Test accommodations have been provided for students with obvious physical handicaps for decades, but only in recent years has the granting of accommodations for ‘invisible’ conditions become commonplace. The term ‘invisible’ is used to describe those conditions which are felt and defined in the DSM-5, and not outwardly apparent to the naked eye. These include dyslexia (Reading Disorder), Attention-Deficit/Hyperactivity Disorder (ADHD), depression, anxiety, and non-verbal learning disorder, these being the most common. Testing with standardized psychological tests detects these conditions and differentiates them from felt experience alone.

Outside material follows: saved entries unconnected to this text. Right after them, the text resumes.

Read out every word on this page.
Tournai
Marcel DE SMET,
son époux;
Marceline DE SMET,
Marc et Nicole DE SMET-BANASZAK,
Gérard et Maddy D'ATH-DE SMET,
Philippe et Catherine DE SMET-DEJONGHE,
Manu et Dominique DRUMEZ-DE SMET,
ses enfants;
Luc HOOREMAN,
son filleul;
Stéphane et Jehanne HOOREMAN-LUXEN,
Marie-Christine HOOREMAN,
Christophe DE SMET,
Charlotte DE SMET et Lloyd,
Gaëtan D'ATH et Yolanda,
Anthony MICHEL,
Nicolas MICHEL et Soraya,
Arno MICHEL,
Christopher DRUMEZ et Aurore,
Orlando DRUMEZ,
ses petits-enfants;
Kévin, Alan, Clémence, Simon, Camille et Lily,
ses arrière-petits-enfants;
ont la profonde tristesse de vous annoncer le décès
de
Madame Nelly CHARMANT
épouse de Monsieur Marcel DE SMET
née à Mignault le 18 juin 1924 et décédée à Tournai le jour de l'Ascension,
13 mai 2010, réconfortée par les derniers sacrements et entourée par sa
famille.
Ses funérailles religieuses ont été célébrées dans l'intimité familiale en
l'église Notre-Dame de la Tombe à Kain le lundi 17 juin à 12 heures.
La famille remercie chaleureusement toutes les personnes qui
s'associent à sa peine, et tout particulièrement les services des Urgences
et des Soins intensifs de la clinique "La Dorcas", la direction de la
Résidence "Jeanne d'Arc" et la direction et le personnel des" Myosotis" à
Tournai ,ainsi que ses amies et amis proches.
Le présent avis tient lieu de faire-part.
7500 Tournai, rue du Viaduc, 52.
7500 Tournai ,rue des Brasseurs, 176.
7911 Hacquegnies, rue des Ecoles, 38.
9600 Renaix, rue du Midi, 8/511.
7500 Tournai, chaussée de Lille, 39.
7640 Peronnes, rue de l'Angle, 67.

The right for students to have accommodations is granted under the IDEA, a department of education mandate to afford students with special needs the opportunity to reach their potential. Once a student turns 18, this right then falls under the Americans with Disabilities Act. Parents are often frustrated when test accommodations are not readily granted from the ETS if their child has received a diagnosis from a professional. To allow a peek behind the curtain, I will explain their reasoning. To be granted accommodations a student must demonstrate two things: a diagnosed condition AND a limitation on functioning. It is necessary but not sufficient to report a condition of, for example, ADHD. The evaluator must additionally document how the condition limits functioning, particularly as related to the task at hand (testing). This makes sense given that the population of students who sit for tests may have all manner of conditions -eg, diabetes, Irritable bowel syndrome, Tourette’s syndrome -the list is endless, but most will not request accommodations. You yourself may have a health condition but this alone may not cause you trouble on standardized tests. In any group of students, a substantial portion will have some type of diagnosable condition. However, this condition may have little to no impact on test-taking. The reviewers for testing boards read the psychological and learning evaluations ensuring that these two conditions are met. A minor measured weakness in reading speed will not suffice, a student must demonstrate a substantial pattern of difficulty in functioning, as documented by a professional, based upon statistical data and felt history.
Parents want to support their children in alleviating stress and extra time can be one method. Accommodations may be appropriate but a psychological report must document the history and factors which make it so, in the form of: formally diagnosing a recognized condition, detailing how that condition limits functioning, and relating it to the task at hand -i.e., -test-taking. When these conditions are met, the testing boards usually ‘get it right,’ and grant reasonable accommodations as intended under the law.